Identifying Trends From VT Tweets

Question

What trending topics occurred at VT over the last few days, and when did they occur?

Hypothesis

It can be hypothesized that majority of tweets that took place between November 6 and 14 will be about college football.

Assumptions

During the fall semester, football is a major sport topic among college students. During major games, frequency of number of tweets may increase during big games.

Description of Data

Data was given by the VT's instructor to perform analysis .

Method

TF-IDF (Term frequency inverse document frequency)

At this stage, we can go ahead and make 'bag' column in the tweets dataframe that will consist of each word that is appearing in 'text' column.

Now we can aggregate tweets by date in order in order to find the trending topics of that day for further analysis.

Since the tweets are aggregated by dates, now we can clean the 'text' column by removing some punctuation which can alter the accuracy further.

Note during the cleaning process of 'text', we can go ahead and also remove the stop words using the 'stopwords.txt' which was given in the class by instructor.

Finally, after all the cleaning, we are reached at a stage where we can create a big bag of tweets text for each particular date which will be useful for calculating 'term frequency (tf)'.

We notice that most number of words in tweets appeared between the dates 11/12/2021 and 11/14/2021 approx.. 35,000. We also note that words suddenly decreased after 11/14/2021 to less than 5000 (almost close to 500) on 11/15/2021.

Now since the tweets bag is ready we can calculate term frequency each word in our bag.

We notice that most words appeared on all the given dates are either tech, virginia, hokies and coach.
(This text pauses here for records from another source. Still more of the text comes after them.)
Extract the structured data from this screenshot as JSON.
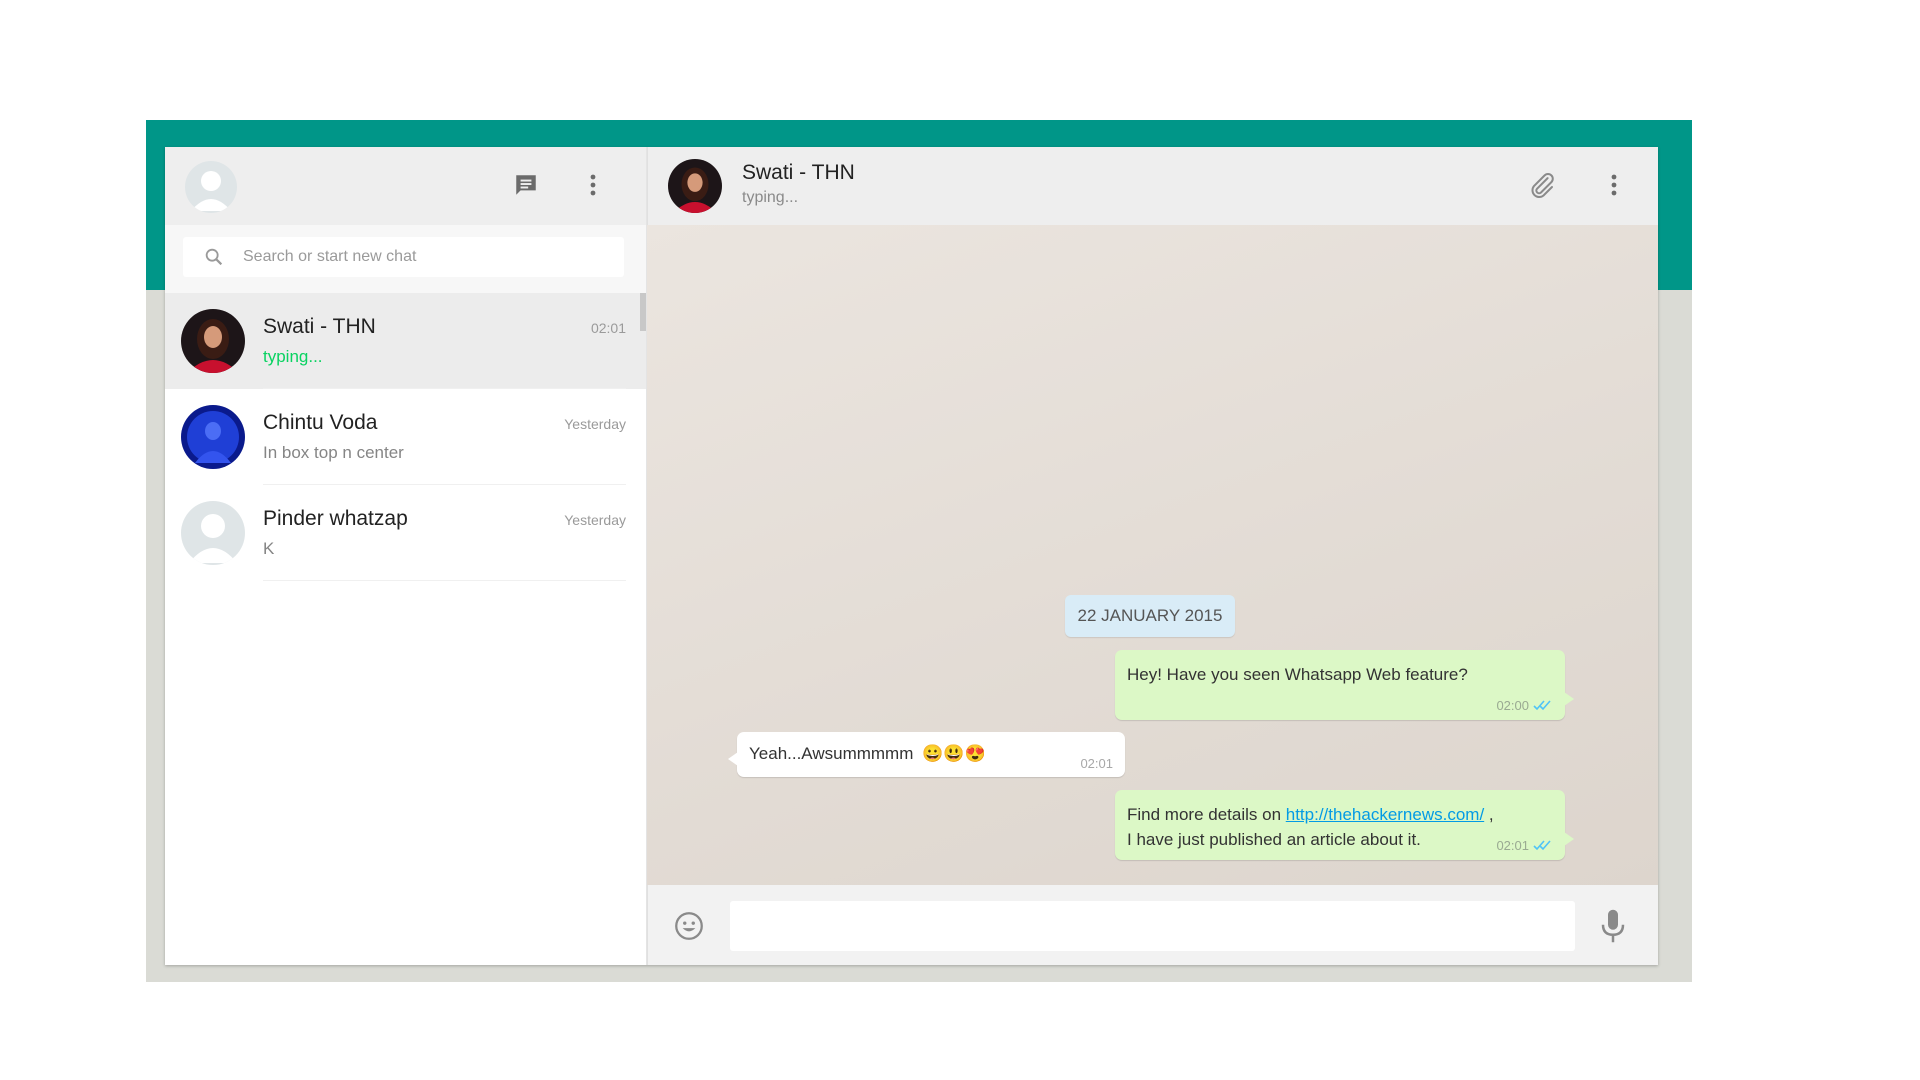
{
  "sidebar": {
    "search": {
      "placeholder": "Search or start new chat",
      "value": ""
    },
    "chats": [
      {
        "name": "Swati - THN",
        "time": "02:01",
        "preview": "typing...",
        "active": true
      },
      {
        "name": "Chintu Voda",
        "time": "Yesterday",
        "preview": "In box top n center",
        "active": false
      },
      {
        "name": "Pinder whatzap",
        "time": "Yesterday",
        "preview": "K",
        "active": false
      }
    ]
  },
  "conversation": {
    "contact_name": "Swati - THN",
    "contact_status": "typing...",
    "date_divider": "22 JANUARY 2015",
    "messages": [
      {
        "direction": "out",
        "text": "Hey! Have you seen Whatsapp Web feature?",
        "time": "02:00"
      },
      {
        "direction": "in",
        "text": "Yeah...Awsummmmm",
        "emoji": "😀😃😍",
        "time": "02:01"
      },
      {
        "direction": "out",
        "text_before": "Find more details on ",
        "link": "http://thehackernews.com/",
        "text_after": " ,",
        "line2": "I have just published an article about it.",
        "time": "02:01"
      }
    ],
    "compose": {
      "placeholder": "",
      "value": ""
    }
  },
  "colors": {
    "brand": "#009688",
    "outgoing_bubble": "#dcf8c6",
    "typing": "#09d261",
    "link": "#039be5",
    "read_ticks": "#4fc3f7"
  },
  "icons": [
    "default-avatar-icon",
    "new-chat-icon",
    "menu-dots-icon",
    "search-icon",
    "attach-icon",
    "emoji-icon",
    "mic-icon",
    "double-check-icon"
  ]
}
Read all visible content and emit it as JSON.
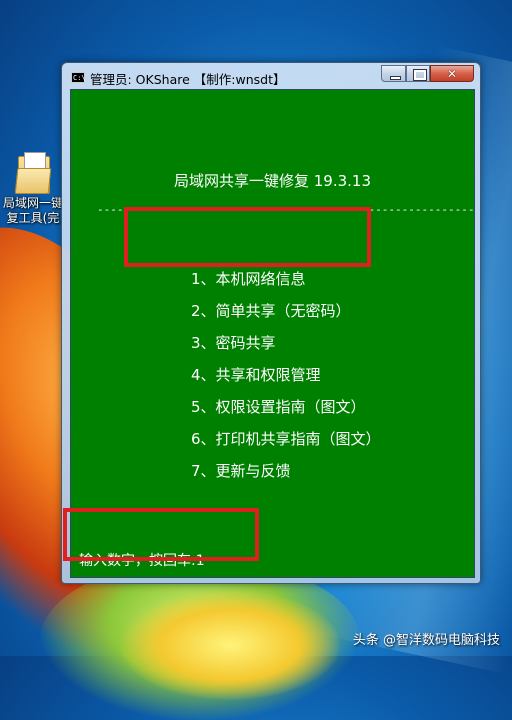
{
  "desktop": {
    "icon_label": "局域网一键\n复工具(完"
  },
  "window": {
    "title": "管理员:  OKShare  【制作:wnsdt】",
    "console_icon_text": "C:\\"
  },
  "console": {
    "heading": "局域网共享一键修复 19.3.13",
    "divider": "------------------------------------------------------------",
    "menu": [
      "1、本机网络信息",
      "2、简单共享（无密码）",
      "3、密码共享",
      "4、共享和权限管理",
      "5、权限设置指南（图文）",
      "6、打印机共享指南（图文）",
      "7、更新与反馈"
    ],
    "prompt": "输入数字，按回车:1"
  },
  "watermark": "头条 @智洋数码电脑科技",
  "colors": {
    "console_bg": "#008000",
    "console_text": "#ffffff",
    "highlight": "#e02020"
  }
}
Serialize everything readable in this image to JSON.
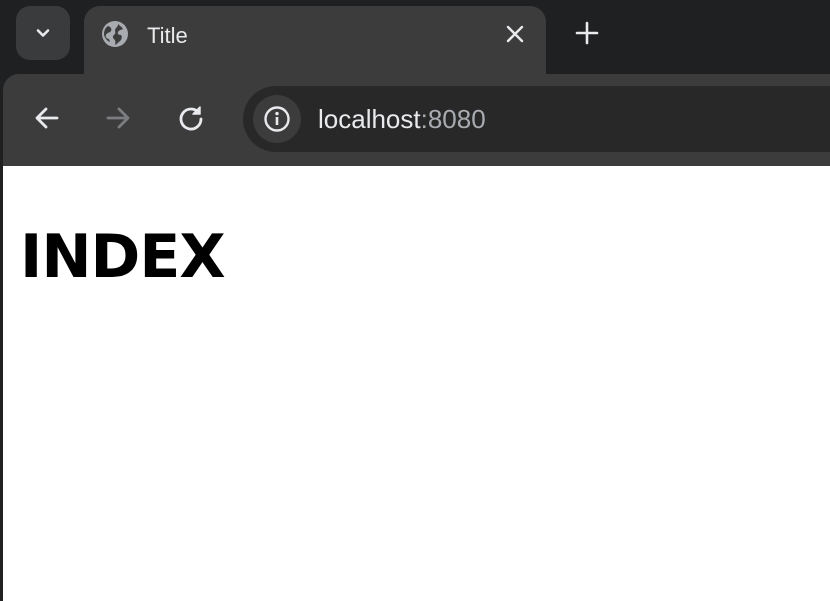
{
  "tab": {
    "title": "Title",
    "favicon": "globe-icon"
  },
  "tabstrip": {
    "tab_search_icon": "chevron-down-icon",
    "close_icon": "close-icon",
    "new_tab_icon": "plus-icon"
  },
  "toolbar": {
    "back_icon": "arrow-left-icon",
    "forward_icon": "arrow-right-icon",
    "reload_icon": "reload-icon",
    "site_info_icon": "info-icon",
    "url_host": "localhost",
    "url_port": ":8080"
  },
  "page": {
    "heading": "INDEX"
  },
  "colors": {
    "frame": "#1f2021",
    "toolbar": "#3c3c3c",
    "omnibox": "#282828",
    "content_bg": "#ffffff"
  }
}
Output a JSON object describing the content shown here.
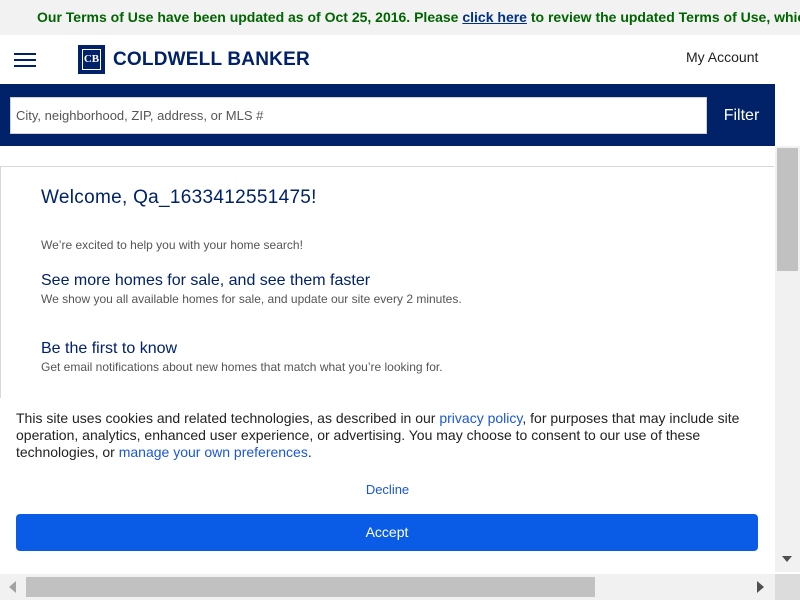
{
  "terms_banner": {
    "text_before": "Our Terms of Use have been updated as of Oct 25, 2016. Please ",
    "link": "click here",
    "text_after": " to review the updated Terms of Use, which ar"
  },
  "header": {
    "logo_mark": "CB",
    "logo_text": "COLDWELL BANKER",
    "my_account": "My Account"
  },
  "search": {
    "placeholder": "City, neighborhood, ZIP, address, or MLS #",
    "value": "",
    "filter_label": "Filter"
  },
  "welcome": {
    "title": "Welcome, Qa_1633412551475!",
    "intro": "We’re excited to help you with your home search!",
    "features": [
      {
        "title": "See more homes for sale, and see them faster",
        "description": "We show you all available homes for sale, and update our site every 2 minutes."
      },
      {
        "title": "Be the first to know",
        "description": "Get email notifications about new homes that match what you’re looking for."
      }
    ]
  },
  "cookie_banner": {
    "text_1": "This site uses cookies and related technologies, as described in our ",
    "link_privacy": "privacy policy",
    "text_2": ", for purposes that may include site operation, analytics, enhanced user experience, or advertising. You may choose to consent to our use of these technologies, or ",
    "link_preferences": "manage your own preferences",
    "text_3": ".",
    "decline_label": "Decline",
    "accept_label": "Accept"
  },
  "colors": {
    "brand_navy": "#012169",
    "accept_blue": "#0a5ce6",
    "link_blue": "#1a56db",
    "terms_green": "#006400"
  }
}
It is certain that people were frequently using these terms when they were tweeting since it has a high term frequency value.

To further move ahead, we can now begin calculating inverse document freqeuncy (idf).

From the visualization above, we note that more than 6000 words have idf value greater than '2'.

Now since both tf and idf are being evaluated, we can calculate TF-IDF. If the TF-IDF score for a word is non-zero means more significance of that word and not significant if TF-IDF score is 0(meaning the word has appeared on all the dates).

We note that words like transmission, ct, u, loses, veternsday, dakota, undervalued, httpstockssaqecebr, EED had much more significant on the dates shown in the above cell meaning it seems to be appeared very less or none except the date it was tweeted. Words like 'ct', 'u', 'EED', and 'https....' do not make a lot of sense or what it actually means.

Distinct events such as veteransday is one of meaningful distinct or trending topics that occurred at various times during the time period.